Some matters don’t take very long to settle.  If liability is clear and the victim’s injuries and damages are more significant than the available liability insurance, the claim tends to resolve very quickly.  Even if the damages are not more significant than the insurance policy limits, the claim tends to resolve more quickly if there are not issues that are vigorously disputed, such as the value of the claim.

However, if liability is an issue, meaning the party against whom the claim is brought contests that they were negligent, it can slow down the process.  That person has a right to present evidence that he or she was not a fault.  This evidence effects the value of the claim, and can interfere with reaching a resolution.  Similarly, if the injury is disputed, or the severity is disputed or the cause is disputed, it also can slow down the resolution process.

The key is to present a claim in a fair manner, without overreach.  Also, it is important to have “evidence” to support your claim that another party was negligent and to support the severity of your injury and damages as well.  This can come in the form of accident witness statements or photographic evidence.  Your injury(ies) can be supported by medical records and physician testimony.  If the supporting evidence is there, it often drastically speeds of the resolution.

Finally, even when a matter resolves, often the victim needs to address claims by health care providers and health insurers who may have a right to be paid back.  This process can take additional time.

Marc Lamber

Marc Lamber formed the Plaintiff Personal injury (PI) Practice at Fennemore Craig, P.C. more than 27 years ago, and he is the Chairperson of the PI Practice.
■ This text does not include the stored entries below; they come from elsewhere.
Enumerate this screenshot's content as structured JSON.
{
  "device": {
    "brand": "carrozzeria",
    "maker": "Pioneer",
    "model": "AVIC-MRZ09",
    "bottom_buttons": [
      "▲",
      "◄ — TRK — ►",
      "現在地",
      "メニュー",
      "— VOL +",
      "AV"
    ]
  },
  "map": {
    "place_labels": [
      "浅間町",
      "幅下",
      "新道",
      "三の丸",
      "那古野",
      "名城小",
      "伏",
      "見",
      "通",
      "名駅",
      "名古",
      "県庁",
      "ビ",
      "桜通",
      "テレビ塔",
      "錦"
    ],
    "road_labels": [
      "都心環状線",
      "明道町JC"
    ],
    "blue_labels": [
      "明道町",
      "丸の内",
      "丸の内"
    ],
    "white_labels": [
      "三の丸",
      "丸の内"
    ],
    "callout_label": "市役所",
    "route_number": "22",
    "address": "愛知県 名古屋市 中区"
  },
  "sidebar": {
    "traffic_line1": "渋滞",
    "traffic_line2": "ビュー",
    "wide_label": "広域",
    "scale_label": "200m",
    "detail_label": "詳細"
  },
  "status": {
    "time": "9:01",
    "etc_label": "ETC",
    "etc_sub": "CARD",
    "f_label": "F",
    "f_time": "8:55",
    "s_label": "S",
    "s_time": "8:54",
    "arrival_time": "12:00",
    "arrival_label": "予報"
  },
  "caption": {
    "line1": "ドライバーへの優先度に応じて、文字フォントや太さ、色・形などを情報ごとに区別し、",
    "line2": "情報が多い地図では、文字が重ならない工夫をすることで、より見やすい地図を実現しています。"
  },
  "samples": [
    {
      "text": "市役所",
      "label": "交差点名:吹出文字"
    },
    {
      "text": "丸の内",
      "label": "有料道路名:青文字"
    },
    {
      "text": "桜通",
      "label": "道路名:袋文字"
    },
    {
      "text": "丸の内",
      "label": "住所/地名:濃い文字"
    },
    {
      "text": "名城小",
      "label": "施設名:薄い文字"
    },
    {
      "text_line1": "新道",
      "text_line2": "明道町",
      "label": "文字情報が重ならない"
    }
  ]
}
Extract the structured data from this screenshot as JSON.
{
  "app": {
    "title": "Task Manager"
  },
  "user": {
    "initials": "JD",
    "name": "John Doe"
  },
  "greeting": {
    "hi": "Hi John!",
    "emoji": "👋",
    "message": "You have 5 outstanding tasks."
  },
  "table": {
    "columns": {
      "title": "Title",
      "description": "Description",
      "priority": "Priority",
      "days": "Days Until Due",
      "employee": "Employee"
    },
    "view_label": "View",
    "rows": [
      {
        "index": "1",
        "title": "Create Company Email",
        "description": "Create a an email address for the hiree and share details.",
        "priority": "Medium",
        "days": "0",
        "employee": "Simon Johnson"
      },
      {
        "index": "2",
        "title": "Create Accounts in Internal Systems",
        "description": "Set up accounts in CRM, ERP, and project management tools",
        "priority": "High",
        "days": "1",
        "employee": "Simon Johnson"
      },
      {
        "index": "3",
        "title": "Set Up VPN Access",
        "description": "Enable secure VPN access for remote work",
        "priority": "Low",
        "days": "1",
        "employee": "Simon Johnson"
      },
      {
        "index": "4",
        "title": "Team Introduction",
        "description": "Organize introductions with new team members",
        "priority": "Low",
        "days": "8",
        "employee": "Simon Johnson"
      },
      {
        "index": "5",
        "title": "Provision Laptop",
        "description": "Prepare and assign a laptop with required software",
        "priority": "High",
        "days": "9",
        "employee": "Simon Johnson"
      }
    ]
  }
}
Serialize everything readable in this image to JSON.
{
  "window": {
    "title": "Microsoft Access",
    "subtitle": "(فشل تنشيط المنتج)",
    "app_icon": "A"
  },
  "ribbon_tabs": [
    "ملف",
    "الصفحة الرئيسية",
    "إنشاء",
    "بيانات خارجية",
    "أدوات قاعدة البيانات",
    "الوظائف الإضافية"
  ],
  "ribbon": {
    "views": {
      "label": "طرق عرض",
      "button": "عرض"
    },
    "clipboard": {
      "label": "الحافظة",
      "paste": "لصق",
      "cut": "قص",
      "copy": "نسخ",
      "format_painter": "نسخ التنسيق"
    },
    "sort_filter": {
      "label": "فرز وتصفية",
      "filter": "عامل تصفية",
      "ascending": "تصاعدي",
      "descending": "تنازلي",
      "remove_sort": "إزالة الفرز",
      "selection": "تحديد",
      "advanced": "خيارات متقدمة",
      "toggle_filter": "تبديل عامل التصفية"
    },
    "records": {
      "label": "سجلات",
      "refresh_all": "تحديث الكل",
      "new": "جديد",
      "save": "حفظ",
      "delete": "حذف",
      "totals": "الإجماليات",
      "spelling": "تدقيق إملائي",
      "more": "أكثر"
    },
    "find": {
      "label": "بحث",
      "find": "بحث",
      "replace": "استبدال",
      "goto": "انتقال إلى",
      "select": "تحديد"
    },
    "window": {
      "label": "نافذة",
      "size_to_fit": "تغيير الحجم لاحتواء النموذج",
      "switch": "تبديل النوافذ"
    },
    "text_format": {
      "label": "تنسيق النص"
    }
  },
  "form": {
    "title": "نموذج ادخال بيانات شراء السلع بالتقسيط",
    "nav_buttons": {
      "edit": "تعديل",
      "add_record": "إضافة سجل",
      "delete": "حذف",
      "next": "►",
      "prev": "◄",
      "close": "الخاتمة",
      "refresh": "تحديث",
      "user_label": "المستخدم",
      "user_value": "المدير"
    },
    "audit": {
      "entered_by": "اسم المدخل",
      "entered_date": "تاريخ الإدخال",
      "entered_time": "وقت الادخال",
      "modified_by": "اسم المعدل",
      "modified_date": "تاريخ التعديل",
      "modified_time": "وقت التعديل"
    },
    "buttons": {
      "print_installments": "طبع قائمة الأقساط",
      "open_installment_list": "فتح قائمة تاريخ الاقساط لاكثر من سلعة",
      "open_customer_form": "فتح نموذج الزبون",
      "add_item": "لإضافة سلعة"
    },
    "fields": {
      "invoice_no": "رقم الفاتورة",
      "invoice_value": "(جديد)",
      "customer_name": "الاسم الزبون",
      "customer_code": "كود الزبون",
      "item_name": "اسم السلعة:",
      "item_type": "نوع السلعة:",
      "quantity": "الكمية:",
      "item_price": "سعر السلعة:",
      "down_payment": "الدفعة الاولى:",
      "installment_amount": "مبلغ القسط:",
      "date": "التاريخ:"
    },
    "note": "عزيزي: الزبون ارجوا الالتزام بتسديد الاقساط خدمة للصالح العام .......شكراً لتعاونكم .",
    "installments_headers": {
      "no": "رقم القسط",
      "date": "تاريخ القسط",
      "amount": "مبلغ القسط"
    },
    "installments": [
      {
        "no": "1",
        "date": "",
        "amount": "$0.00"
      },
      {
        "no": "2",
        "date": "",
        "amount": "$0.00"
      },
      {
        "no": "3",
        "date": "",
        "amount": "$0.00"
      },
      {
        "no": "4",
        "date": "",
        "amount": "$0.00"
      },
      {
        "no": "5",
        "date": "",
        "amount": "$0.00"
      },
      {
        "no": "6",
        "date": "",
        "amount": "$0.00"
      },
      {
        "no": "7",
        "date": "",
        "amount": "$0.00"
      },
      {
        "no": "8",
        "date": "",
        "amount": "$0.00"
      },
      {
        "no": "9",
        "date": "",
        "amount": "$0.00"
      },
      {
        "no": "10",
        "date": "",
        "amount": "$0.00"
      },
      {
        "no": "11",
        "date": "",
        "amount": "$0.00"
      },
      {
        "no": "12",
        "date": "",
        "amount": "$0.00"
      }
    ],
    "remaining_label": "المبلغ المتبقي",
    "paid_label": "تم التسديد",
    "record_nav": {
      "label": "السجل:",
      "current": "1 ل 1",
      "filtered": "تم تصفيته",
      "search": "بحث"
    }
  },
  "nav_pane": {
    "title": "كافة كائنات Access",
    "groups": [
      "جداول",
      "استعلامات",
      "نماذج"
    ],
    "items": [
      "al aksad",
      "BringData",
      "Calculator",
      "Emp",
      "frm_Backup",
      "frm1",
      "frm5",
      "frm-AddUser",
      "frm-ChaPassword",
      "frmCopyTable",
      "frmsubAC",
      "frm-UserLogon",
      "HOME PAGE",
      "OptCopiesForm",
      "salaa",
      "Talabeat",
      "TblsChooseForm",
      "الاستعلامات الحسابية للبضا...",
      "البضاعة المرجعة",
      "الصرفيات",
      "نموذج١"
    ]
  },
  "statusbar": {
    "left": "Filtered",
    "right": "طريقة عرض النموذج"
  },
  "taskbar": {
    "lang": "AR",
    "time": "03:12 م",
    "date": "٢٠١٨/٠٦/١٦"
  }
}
An NYU Law School grad, Lamber has utilized Google Glass, video demand letters on IPads, 3D Printing and wearables – and now, he’s also a thought-leader on self-driving cars,VR in the Courtroom and our firm, Fennemore Craig, has recently implemented ROSS AI Intelligence; needless to say, Marc has stayed on the cutting-edge of what’s happening in the legal field, including leading one of the top personal injury teams in the country.

Caitlin Hoff

  • Recovery Time – Many people who file a personal injury lawsuit do so in order to cover the medical expenses they accrue while treating the injury. If a plaintiff files early in their medical treatment, they may not be able to estimate the full monetary value of their expenses. The recovery time itself will depend on the severity of the injury.
  • The Defendant – The defendant in a personal injury case may not be easy to work with and could deny wrongdoing. This can lead to lengthy, harrowing negotiations before a settlement is reached or the case goes to trial.
  • Trial – The majority of personal injury cases are settled before they go to trial. However, a case’s timeline will inevitably lengthen if it does go to trial for varying reasons. For example, it might take an extended amount of time to be placed on a court’s docket or to fill a jury.

These are just a few examples where a personal injury lawsuit can be drawn out over a long period of time. It’s important to note, that in some cases, alternatively, the process can be short and rather straightforward depending on the details of the case.